Reflexo do corpo de Adão, mas invertido como que por um espelho, o corpo feminino (mais permeável à corrupção por ser menos fechado) requer uma guarda mais atenta e é ao homem que cabe a sua vigilância. A mulher não pode viver sem o homem, deve estar sob seu poder. Anatomicamente, ela está destinada a ficar encerrada, submetida em uma cerca suplementar, a permanecer no seio da casa, e só sair dali escoltada, enterrada em um invólucro de vestiário mais opaco. É preciso erguer diante do corpo um muro, o muro "vida privada". Por natureza, ela é obrigada  ao retiro, ao pudor, deve preservar-se. Deve sobretudo, ser colocada sob o governo dos homens, desde o nascimento até a morte, porque seu corpo é perigoso, em perigo e fonte de perigo: por ele, o homem perde sua honra, por ele corre o risco de ser desencaminhado, por essa armadilha tanto mais perigosa quanto está mais preparada para seduzir.

 

Estabeleço um paralelo a essa altura com práticas pervertidas em nosso tempo, onde fica evidente essa mesmíssima relação de poder entre o masculino e o feminino. A fêmea submissa traz em sua bagagem um patrocina-dor, que se intitula DOM ou DADDY, desenterrando o patriarcado radical nos lugares onde é pactuado. Os antigos cinturões de castidade, artefatos impeditivos da consumação sexual, beneficiados pelo aperfeiçoamento da tecnologia moderna, exercem fascínio sobre os escravocratas, lacrando seu “território possuído” e ensinando à usuária quem manda nele. E a respeito das vestes em si, as crenças religiosas com suas tradicionais normatizações, estabelecidas sob o manto da moral de cada cultura, colaboram para essa mesma escravidão da mulher, a ela impondo uma clara e ampla delimitação do que poderá ser desnudado. Cabe pois ao homem, nessas circunstâncias, decidir pelo destino que melhor mantenha sua presa “bem apresentada” e “bem comportada”, assim resguardando os valores das culturas que pactuam com a desigualdade de direitos individuais.

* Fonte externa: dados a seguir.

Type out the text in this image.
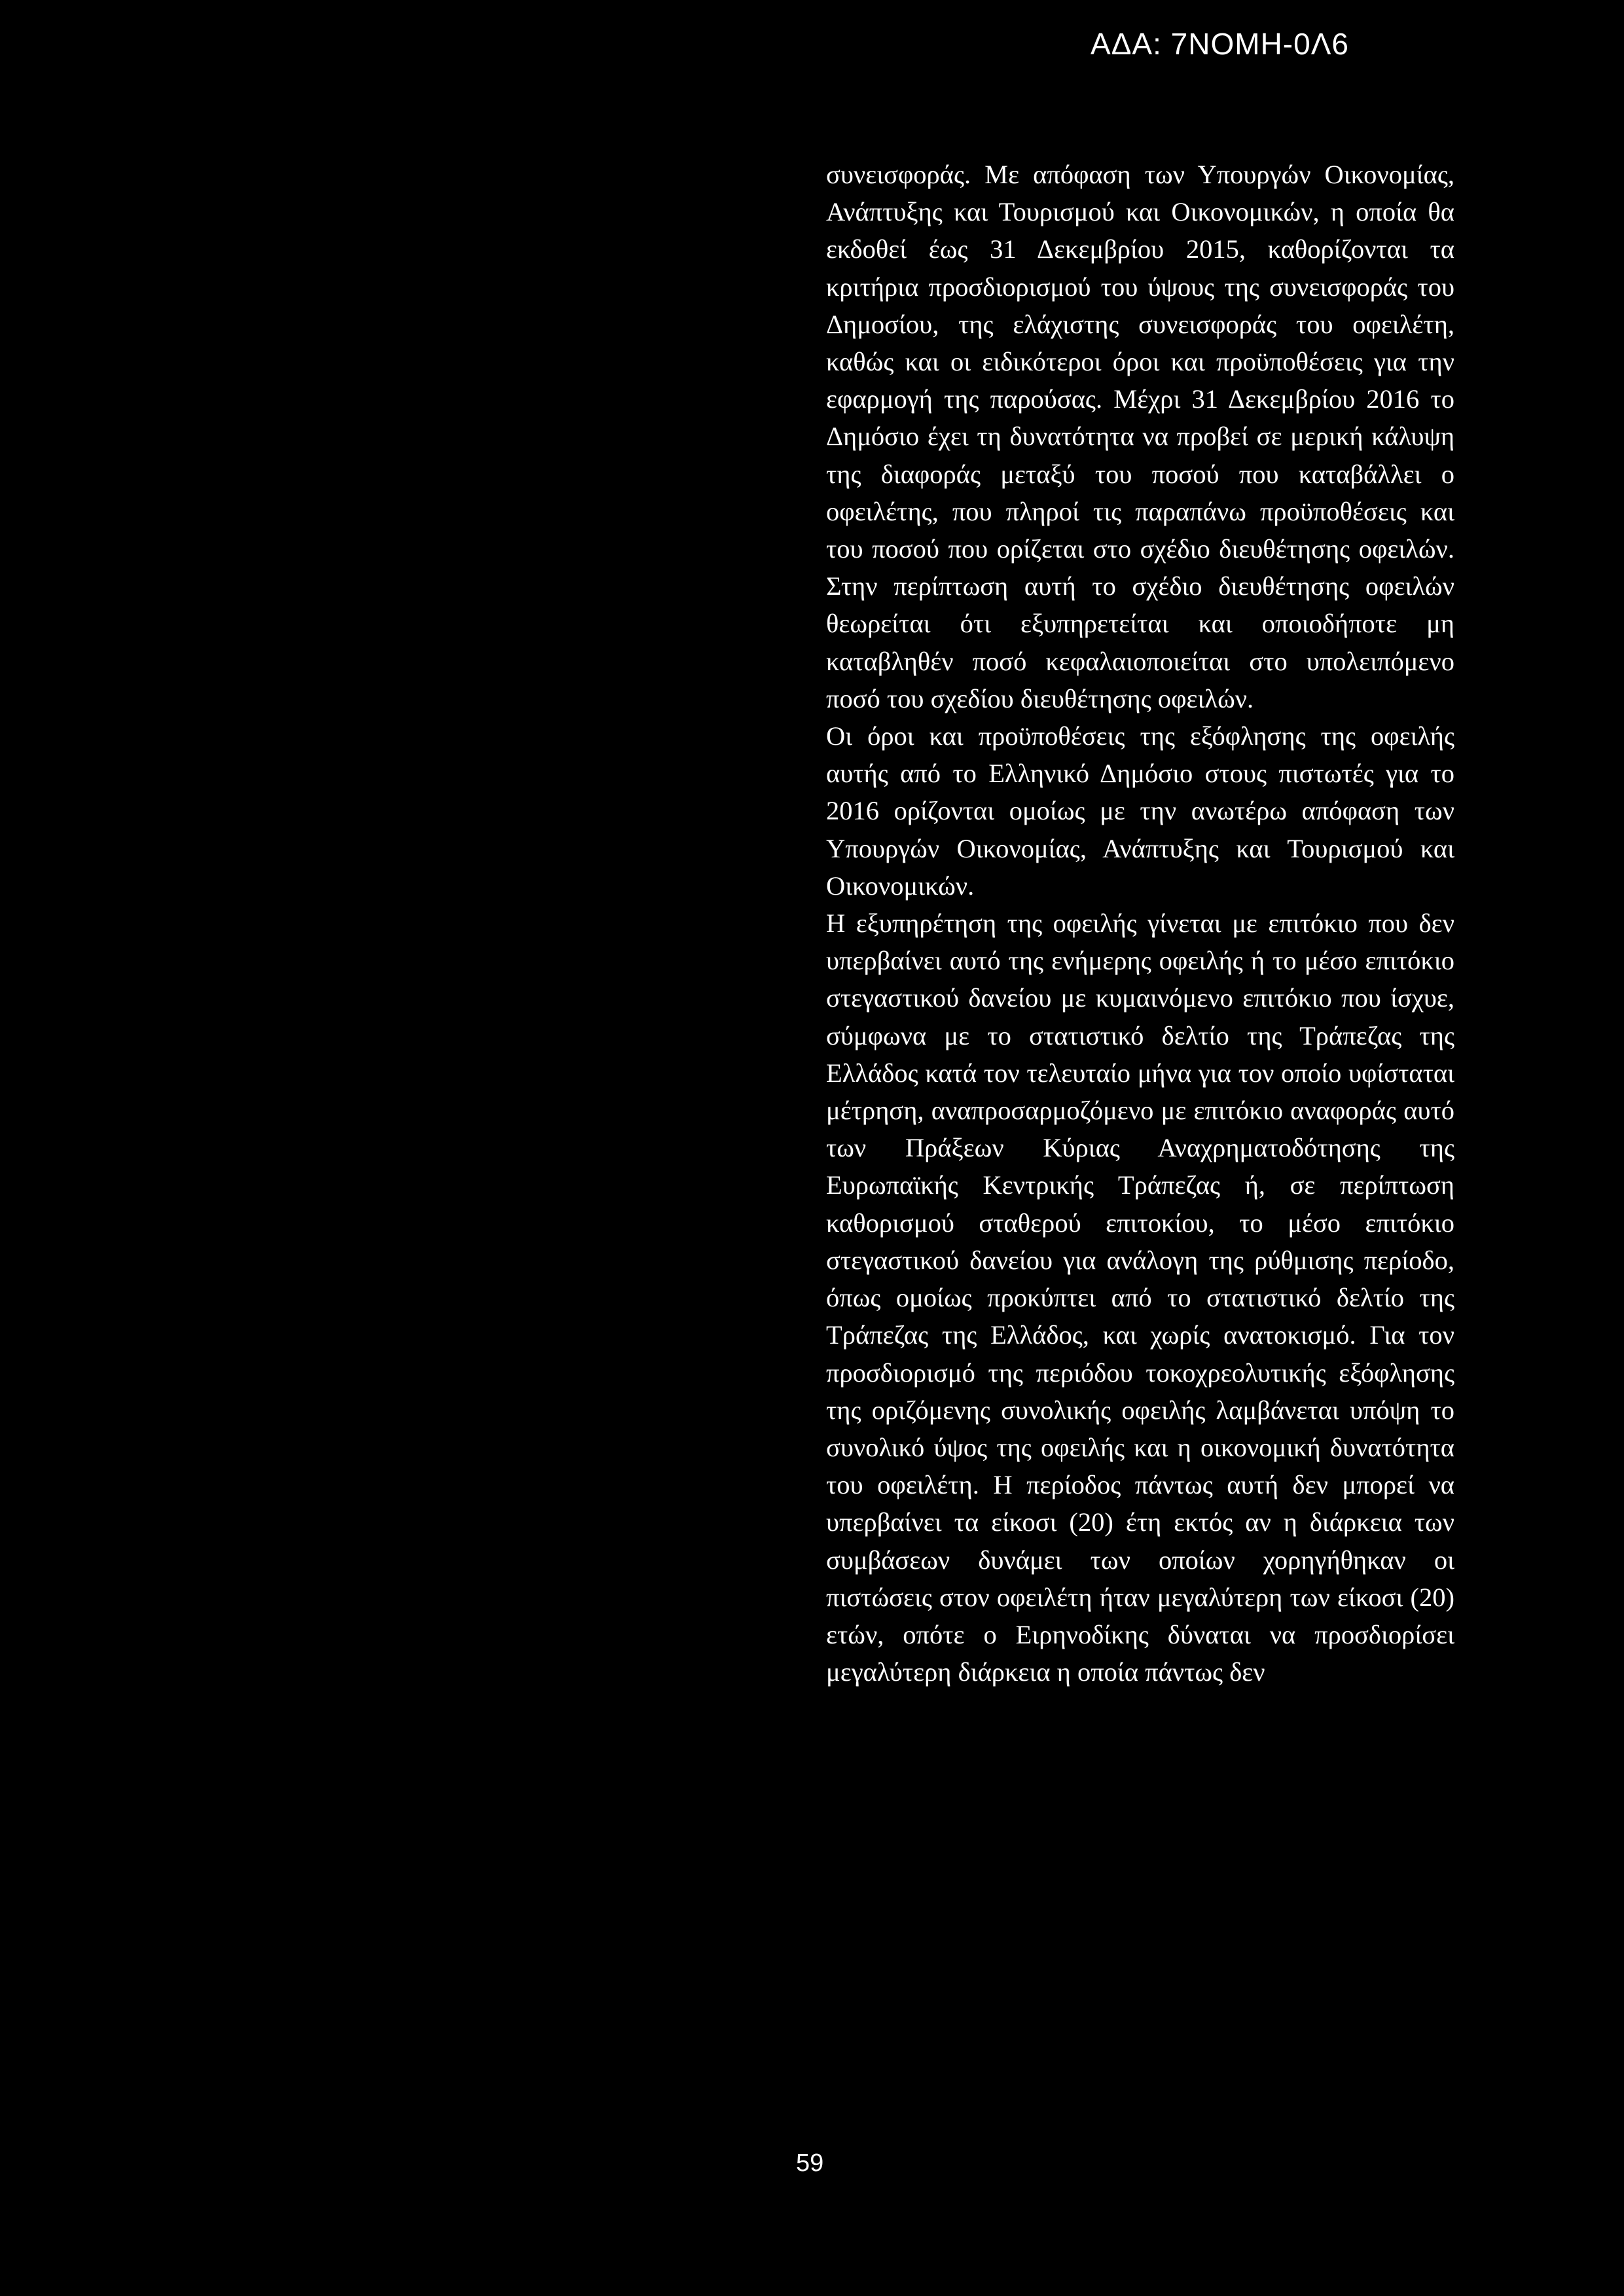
ΑΔΑ: 7ΝΟΜΗ-0Λ6

συνεισφοράς. Με απόφαση των Υπουργών Οικονομίας, Ανάπτυξης και Τουρισμού και Οικονομικών, η οποία θα εκδοθεί έως 31 Δεκεμβρίου 2015, καθορίζονται τα κριτήρια προσδιορισμού του ύψους της συνεισφοράς του Δημοσίου, της ελάχιστης συνεισφοράς του οφειλέτη, καθώς και οι ειδικότεροι όροι και προϋποθέσεις για την εφαρμογή της παρούσας. Μέχρι 31 Δεκεμβρίου 2016 το Δημόσιο έχει τη δυνατότητα να προβεί σε μερική κάλυψη της διαφοράς μεταξύ του ποσού που καταβάλλει ο οφειλέτης, που πληροί τις παραπάνω προϋποθέσεις και του ποσού που ορίζεται στο σχέδιο διευθέτησης οφειλών. Στην περίπτωση αυτή το σχέδιο διευθέτησης οφειλών θεωρείται ότι εξυπηρετείται και οποιοδήποτε μη καταβληθέν ποσό κεφαλαιοποιείται στο υπολειπόμενο ποσό του σχεδίου διευθέτησης οφειλών.

Οι όροι και προϋποθέσεις της εξόφλησης της οφειλής αυτής από το Ελληνικό Δημόσιο στους πιστωτές για το 2016 ορίζονται ομοίως με την ανωτέρω απόφαση των Υπουργών Οικονομίας, Ανάπτυξης και Τουρισμού και Οικονομικών.

Η εξυπηρέτηση της οφειλής γίνεται με επιτόκιο που δεν υπερβαίνει αυτό της ενήμερης οφειλής ή το μέσο επιτόκιο στεγαστικού δανείου με κυμαινόμενο επιτόκιο που ίσχυε, σύμφωνα με το στατιστικό δελτίο της Τράπεζας της Ελλάδος κατά τον τελευταίο μήνα για τον οποίο υφίσταται μέτρηση, αναπροσαρμοζόμενο με επιτόκιο αναφοράς αυτό των Πράξεων Κύριας Αναχρηματοδότησης της Ευρωπαϊκής Κεντρικής Τράπεζας ή, σε περίπτωση καθορισμού σταθερού επιτοκίου, το μέσο επιτόκιο στεγαστικού δανείου για ανάλογη της ρύθμισης περίοδο, όπως ομοίως προκύπτει από το στατιστικό δελτίο της Τράπεζας της Ελλάδος, και χωρίς ανατοκισμό. Για τον προσδιορισμό της περιόδου τοκοχρεολυτικής εξόφλησης της οριζόμενης συνολικής οφειλής λαμβάνεται υπόψη το συνολικό ύψος της οφειλής και η οικονομική δυνατότητα του οφειλέτη. Η περίοδος πάντως αυτή δεν μπορεί να υπερβαίνει τα είκοσι (20) έτη εκτός αν η διάρκεια των συμβάσεων δυνάμει των οποίων χορηγήθηκαν οι πιστώσεις στον οφειλέτη ήταν μεγαλύτερη των είκοσι (20) ετών, οπότε ο Ειρηνοδίκης δύναται να προσδιορίσει μεγαλύτερη διάρκεια η οποία πάντως δεν

59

Cabe ressaltar ainda, aqui, um prazer adicional ao pervertido, subalterno, representado na transgressão às leis – no caso as ocidentais, em sua maioria, mais liberais –, configurando uma espécie de poder especial inscrito de forma secreta  dentro do poder explicitado pelo código de conduta e das leis que regem a cultura local.

 

O corpo era objeto de uma moral e de uma prática que o historiador tinha dificuldade em descobrir antes do final do século XIII, porque a arte, decididamente realista, e os escritos sobre esse assunto mascaram quase tudo. O princípio era de que é preciso respeitar seu corpo, pois que ele é o templo do espírito e ressuscitará, cuidar dele, mas com prudência, amá-lo ternamente como, segundo São Paulo, os maridos devem ter afeição por sua mulher: guardando a distância, desconfiando, pois o corpo é tentador como o é a mulher, ele leva os outros aos desejos, leva a desejar os outros. O mais aparente nos textos que nos informam é uma forte tendência a temer seu corpo, e dele libertar-se, levando aos extremos do ascetismo até a abandoná-los aos insetos.

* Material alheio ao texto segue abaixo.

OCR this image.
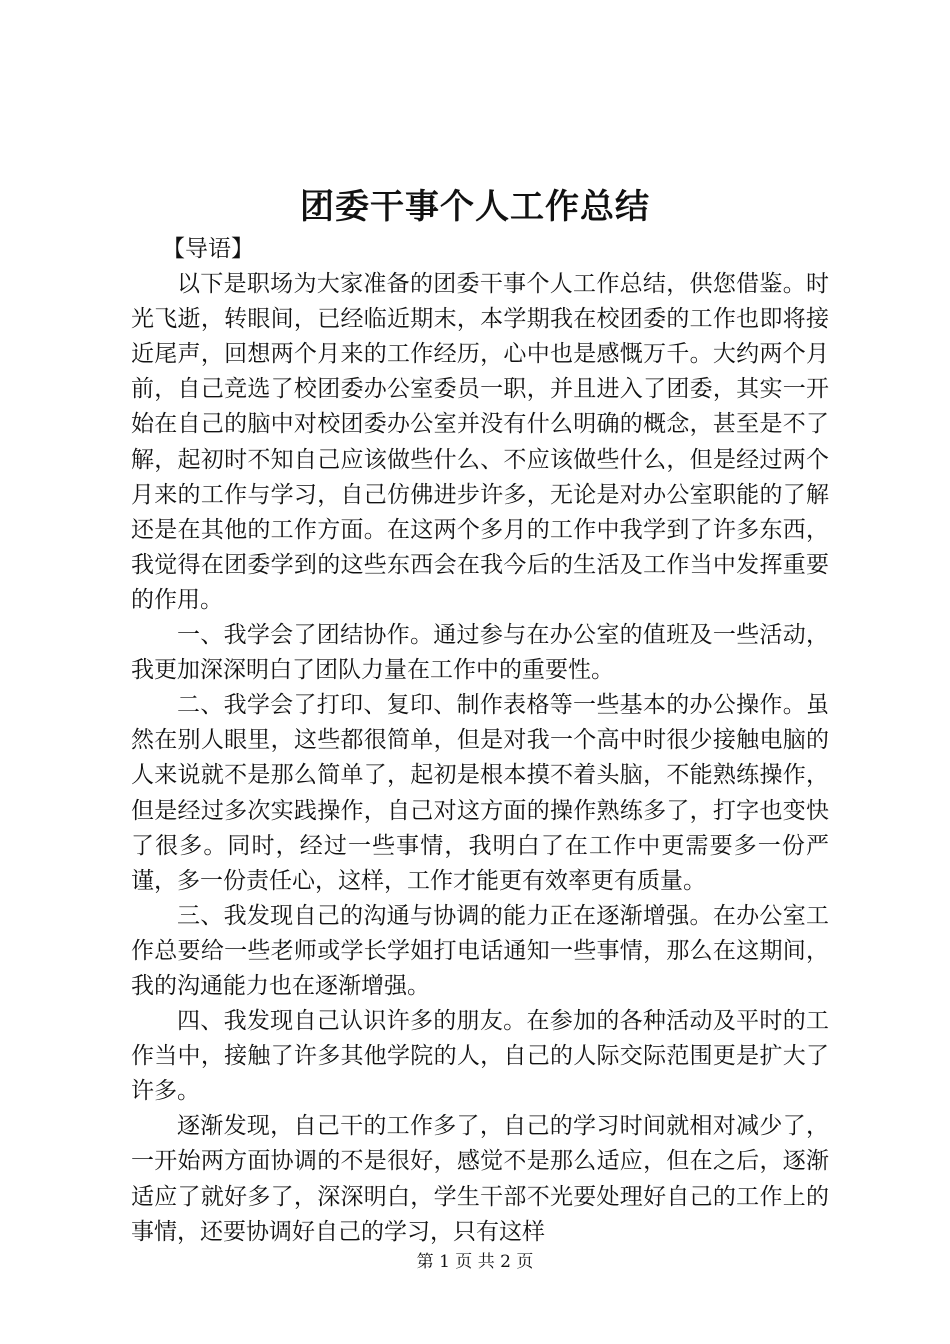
团委干事个人工作总结

【导语】

以下是职场为大家准备的团委干事个人工作总结，供您借鉴。时光飞逝，转眼间，已经临近期末，本学期我在校团委的工作也即将接近尾声，回想两个月来的工作经历，心中也是感慨万千。大约两个月前，自己竞选了校团委办公室委员一职，并且进入了团委，其实一开始在自己的脑中对校团委办公室并没有什么明确的概念，甚至是不了解，起初时不知自己应该做些什么、不应该做些什么，但是经过两个月来的工作与学习，自己仿佛进步许多，无论是对办公室职能的了解还是在其他的工作方面。在这两个多月的工作中我学到了许多东西，我觉得在团委学到的这些东西会在我今后的生活及工作当中发挥重要的作用。

一、我学会了团结协作。通过参与在办公室的值班及一些活动，我更加深深明白了团队力量在工作中的重要性。

二、我学会了打印、复印、制作表格等一些基本的办公操作。虽然在别人眼里，这些都很简单，但是对我一个高中时很少接触电脑的人来说就不是那么简单了，起初是根本摸不着头脑，不能熟练操作，但是经过多次实践操作，自己对这方面的操作熟练多了，打字也变快了很多。同时，经过一些事情，我明白了在工作中更需要多一份严谨，多一份责任心，这样，工作才能更有效率更有质量。

三、我发现自己的沟通与协调的能力正在逐渐增强。在办公室工作总要给一些老师或学长学姐打电话通知一些事情，那么在这期间，我的沟通能力也在逐渐增强。

四、我发现自己认识许多的朋友。在参加的各种活动及平时的工作当中，接触了许多其他学院的人，自己的人际交际范围更是扩大了许多。

逐渐发现，自己干的工作多了，自己的学习时间就相对减少了，一开始两方面协调的不是很好，感觉不是那么适应，但在之后，逐渐适应了就好多了，深深明白，学生干部不光要处理好自己的工作上的事情，还要协调好自己的学习，只有这样

第 1 页 共 2 页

A identidade se perde com o aparecimento do traje, o homem social passa a ser um homem vestido. Há malícia em evocar o nu, em primeiro lugar porque o uso da pele é um dos elementos discriminadores de representação social, em seguida, porque o corpo nu, em uma sociedade de ordem, define o extraviado ou o excluído sob o olhar das pessoas vestidas; enfim, porque a nudez confina o natural do homem. A sociedade passou a se manter de pé, pelo consenso expresso, pela aparência dos indivíduos.

 

A sociedade no fim da Idade Média se desenvolveu economicamente e multiplicou os estatutos. O vestuário se tornou assim uma das marcas essenciais de convivência social, destinando a cada parte do povo, seu papel e seu lugar. A nudez é o sinal de uma regressão em relação à ordem coletiva, de uma ruptura com os círculos da sociabilidade medieval. Na literatura, a nudez feminina significa luxúria e exibição forçada das prisioneiras cativas entre as quais um imperador de romance escolhe uma mulher. Quanto à nudez masculina, estava associada, nas representações literárias, aos fantasmas da loucura ou da vida selvagem, assim como o menino-lobo.

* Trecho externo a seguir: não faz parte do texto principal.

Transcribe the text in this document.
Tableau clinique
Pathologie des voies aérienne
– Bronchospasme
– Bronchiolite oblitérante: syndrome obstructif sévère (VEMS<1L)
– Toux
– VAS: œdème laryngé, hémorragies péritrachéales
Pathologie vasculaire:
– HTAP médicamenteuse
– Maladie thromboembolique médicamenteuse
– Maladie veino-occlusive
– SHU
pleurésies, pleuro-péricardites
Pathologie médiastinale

Outras origens se erguem e fazem da nudez uma invenção da cultura cristã: Adão, o glorioso, e Jesus, o suplicado, impõem ao povo fiel o esplendor do corpo virgem e dor do corpo martirizado. No final da Idade Média, na pintura do norte da Europa, a partir do século XV, traz a nudez triunfante de Adão e de Eva e a nudez de Cristo torturado até a morte.

O diálogo entre o homem e sua imagem, tal como refletem os artistas, participa da consciência nova que os homens e as mulheres do fim da Idade Média tiveram seu corpo revelado, sem se iludir sobre o corpo delicioso e pecador, do qual a alma escapará no último suspiro para ir habitar na monotonia do corpo sofredor no purgatório, diante do nu reconciliado no fim da Idade Média, que não se espere conhecer o íntimo. A intimidade é bem o último círculo do privado, mas passa necessariamente pelo corpo oferecido e despojado. A nudez supõe um olhar, um olhar percebido, desde o apelo que ressoou no paraíso nesta etapa, o olhar que os homens e mulheres do final da Idade Média lançaram sobre seu próprio corpo.

                                   

Creio que nesse ponto pode-se falar num esboço de estratificação da nudez, onde signos mais claros são delineados. E como tal precisarão ser normatizados como os autores abordam a seguir. Caberiam aqui, em ousada especulação e fugindo ao rigor e plena pureza do viés histórico, visões dessas tendências, as quais contam com o privilégio do saber que se acumulou nos séculos seguintes. De minha parte, vejo uma espécie de evolução fenomenológica, como que codificando em progressão o conjunto de olhares sobre os fatos dentro do cotidiano. A complexidade de cada sociedade obriga cada indivíduo a recodificar a si mesmo, e adiante a conviver com uma ideia mais maleável de possibilidades e de valores. E por esse mesmo corredor, junto àquilo que é evolutivo, vem se inserir o inevitável: o véu da censura, tanto no tecido social quanto a autocensura.

 

Da Renascença à Revolução Francesa

 

Evidentemente, é sobre o corpo que as normas da civilidade se exercem com maior rigor. Não é ele ao mesmo tempo a base das paixões, uma incansável moralização das condutas ordena que se esqueça o corpo e respeite a presença divina. Ela traça um caminho difícil e cheio de contradições. "Foi o pecado que nos impôs a necessidade de vestir-nos e cobrir de roupa nosso corpo", portanto a vestimenta deve obedecer a uma norma religiosa e moral que em todos os casos associa a nudez ao pecado original.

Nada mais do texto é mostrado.